Loops in BPF
Loops in programming is a common concept, however, in BPF they can be a bit more complicated than in most environments. This is due to the verifier and the guaranteed "safe" nature of BPF programs.
Unrolling
Before v5.3 loops in BPF bytecode were not allowed because the verifier wasn't smart enough to determine if a loop would always terminate. The workaround for a long time was to unroll loops in the compiler. Unrolling loops increases the size of a program and can only be done if the amount of iterations is known at compile time. To unroll a loop you can use the #pragma unroll
pragma as such:
#pragma unroll
for (int i = 0; i < 10; i++) {
// do something
}
Bounded loops
Since v5.3 the verifier is smart enough to determine if a loop will stop or not. These are referred to as "bounded loops". Users of this feature still have to be careful though, because its easy to write a loop which makes your program too complex for the verifier to handle. The verifier will check every possible permutation of a loop, so if you have a loop that goes up to 100 times with a body of 20 instructions and a few branches, then that loop counts for a few thousand instructions towards the complexity limit.

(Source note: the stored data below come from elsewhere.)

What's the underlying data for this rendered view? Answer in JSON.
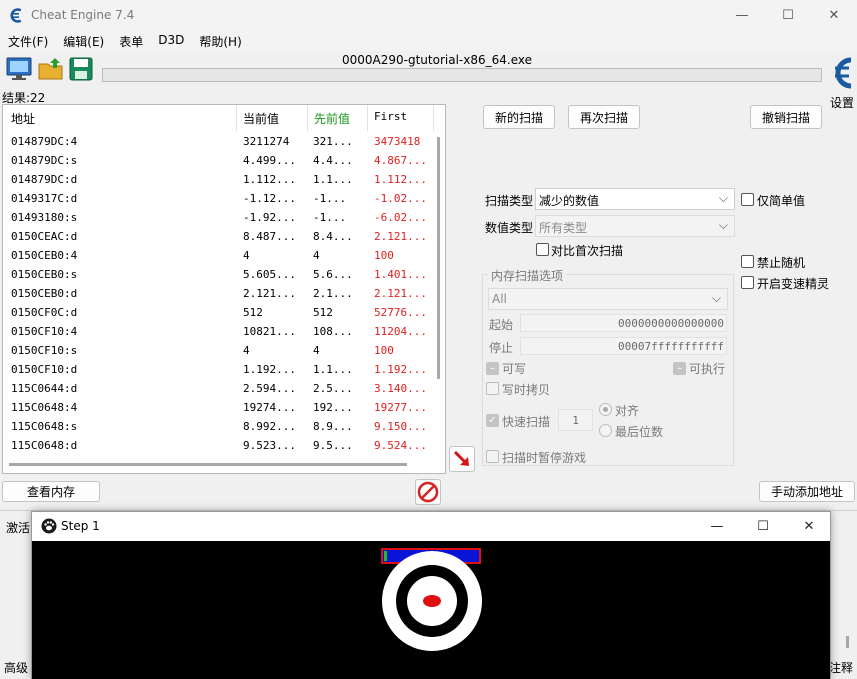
{
  "window": {
    "title": "Cheat Engine 7.4",
    "minimize": "—",
    "maximize": "☐",
    "close": "✕"
  },
  "menu": [
    "文件(F)",
    "编辑(E)",
    "表单",
    "D3D",
    "帮助(H)"
  ],
  "toolbar": {
    "process": "0000A290-gtutorial-x86_64.exe",
    "settings_label": "设置"
  },
  "results": {
    "count_label": "结果:22",
    "columns": [
      "地址",
      "当前值",
      "先前值",
      "First"
    ],
    "rows": [
      {
        "address": "014879DC:4",
        "current": "3211274",
        "previous": "321...",
        "first": "3473418"
      },
      {
        "address": "014879DC:s",
        "current": "4.499...",
        "previous": "4.4...",
        "first": "4.867..."
      },
      {
        "address": "014879DC:d",
        "current": "1.112...",
        "previous": "1.1...",
        "first": "1.112..."
      },
      {
        "address": "0149317C:d",
        "current": "-1.12...",
        "previous": "-1...",
        "first": "-1.02..."
      },
      {
        "address": "01493180:s",
        "current": "-1.92...",
        "previous": "-1...",
        "first": "-6.02..."
      },
      {
        "address": "0150CEAC:d",
        "current": "8.487...",
        "previous": "8.4...",
        "first": "2.121..."
      },
      {
        "address": "0150CEB0:4",
        "current": "4",
        "previous": "4",
        "first": "100"
      },
      {
        "address": "0150CEB0:s",
        "current": "5.605...",
        "previous": "5.6...",
        "first": "1.401..."
      },
      {
        "address": "0150CEB0:d",
        "current": "2.121...",
        "previous": "2.1...",
        "first": "2.121..."
      },
      {
        "address": "0150CF0C:d",
        "current": "512",
        "previous": "512",
        "first": "52776..."
      },
      {
        "address": "0150CF10:4",
        "current": "10821...",
        "previous": "108...",
        "first": "11204..."
      },
      {
        "address": "0150CF10:s",
        "current": "4",
        "previous": "4",
        "first": "100"
      },
      {
        "address": "0150CF10:d",
        "current": "1.192...",
        "previous": "1.1...",
        "first": "1.192..."
      },
      {
        "address": "115C0644:d",
        "current": "2.594...",
        "previous": "2.5...",
        "first": "3.140..."
      },
      {
        "address": "115C0648:4",
        "current": "19274...",
        "previous": "192...",
        "first": "19277..."
      },
      {
        "address": "115C0648:s",
        "current": "8.992...",
        "previous": "8.9...",
        "first": "9.150..."
      },
      {
        "address": "115C0648:d",
        "current": "9.523...",
        "previous": "9.5...",
        "first": "9.524..."
      }
    ]
  },
  "scan": {
    "new_scan": "新的扫描",
    "next_scan": "再次扫描",
    "undo_scan": "撤销扫描",
    "scan_type_label": "扫描类型",
    "scan_type_value": "减少的数值",
    "value_type_label": "数值类型",
    "value_type_value": "所有类型",
    "simple_values_label": "仅简单值",
    "compare_first_label": "对比首次扫描",
    "disable_random_label": "禁止随机",
    "speedhack_label": "开启变速精灵"
  },
  "memory": {
    "group_label": "内存扫描选项",
    "region_value": "All",
    "start_label": "起始",
    "start_value": "0000000000000000",
    "stop_label": "停止",
    "stop_value": "00007fffffffffff",
    "writable_label": "可写",
    "executable_label": "可执行",
    "copy_on_write_label": "写时拷贝",
    "fast_scan_label": "快速扫描",
    "fast_scan_value": "1",
    "align_label": "对齐",
    "last_digits_label": "最后位数",
    "pause_label": "扫描时暂停游戏"
  },
  "bottom": {
    "view_memory": "查看内存",
    "add_address": "手动添加地址",
    "activate_partial": "激活",
    "advanced_partial": "高级",
    "comment_partial": "注释"
  },
  "step_window": {
    "title": "Step 1",
    "minimize": "—",
    "maximize": "☐",
    "close": "✕"
  },
  "colors": {
    "accent_red": "#e02020",
    "prev_green": "#1a9a1a",
    "health_blue": "#0a14d8",
    "health_border": "#e01010"
  }
}
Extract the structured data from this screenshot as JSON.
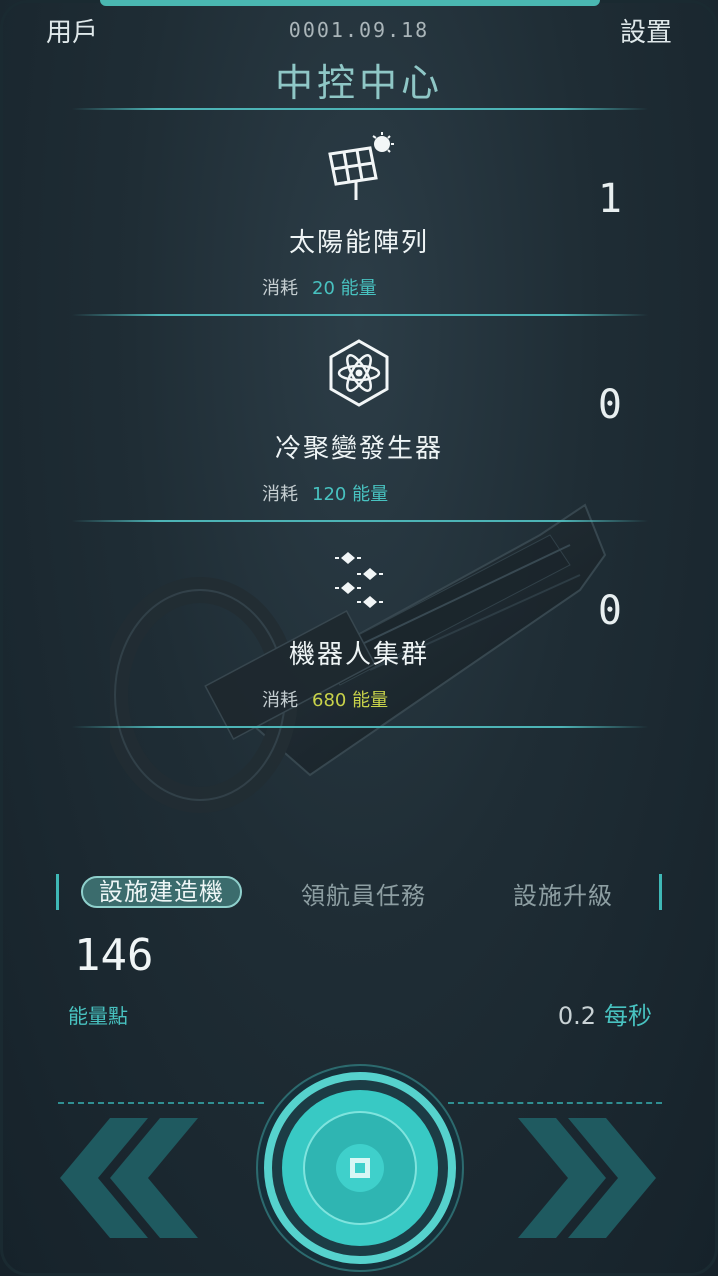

A common mistake is to use variables with a huge range as the bounds for a loop. For example:
void *data = ctx->data;
void *data_end = ctx->data_end;
struct iphdr *ip = data + sizeof(struct ethhdr);
if (ip + sizeof(struct iphdr) > data_end)
return XDP_DROP;
if (ip + sizeof(struct iphdr) > data_end)
return XDP_DROP;
for (int i = 0; i < ip->tot_len; i++) {
// scan IP body for something
}
Since ip->tot_len
is a 16 bit integer, the verifier will check the body for every possible value of i
up to 65535. Depending on the instructions and branches in the body, you will run out of complexity very quickly. Most of the time scanning the first X bytes of a body is enough, so you can limit the loop to that:
void *data = ctx->data;
void *data_end = ctx->data_end;
struct iphdr *ip = data + sizeof(struct ethhdr);
if (ip + sizeof(struct iphdr) > data_end)
return XDP_DROP;
if (ip + sizeof(struct iphdr) > data_end)
return XDP_DROP;
int max = ip->tot_len;
if (max > 100)
max = 100;
for (int i = 0; i < max; i++) {
// scan IP body for something
}
Map iteration helper
Since v5.13 it is possible to use the bpf_for_each_map_elem helper to iterate over maps so you don't have to use loops for that (if the map type supports it). The helper is called with a pointer to a map and a callback function. The callback function is called for each element in the map. The callback function is passed the map, the key, the value and a context pointer. The context pointer can be used to pass information from the main program to the callback function and back. The return value of the callback can be used to break out of the loop early.
Loop helper
Sometimes you really need to iterate over a huge range. For cases where any of the above solutions result in complexity issues the bpf_loop helper functions was introduced in v5.17. The helper allows for loops up to 1 << 23 (~8 million) iterations. The helper guarantees that the loop will terminate without the verifier having to check each iteration. The body is a callback function with a index
and ctx
argument. The context can be any type, passed in from the main program and shared between iterations which can be used for both the input and output of the loop. The return value of the callback function can be used to continue or break out of the loop early.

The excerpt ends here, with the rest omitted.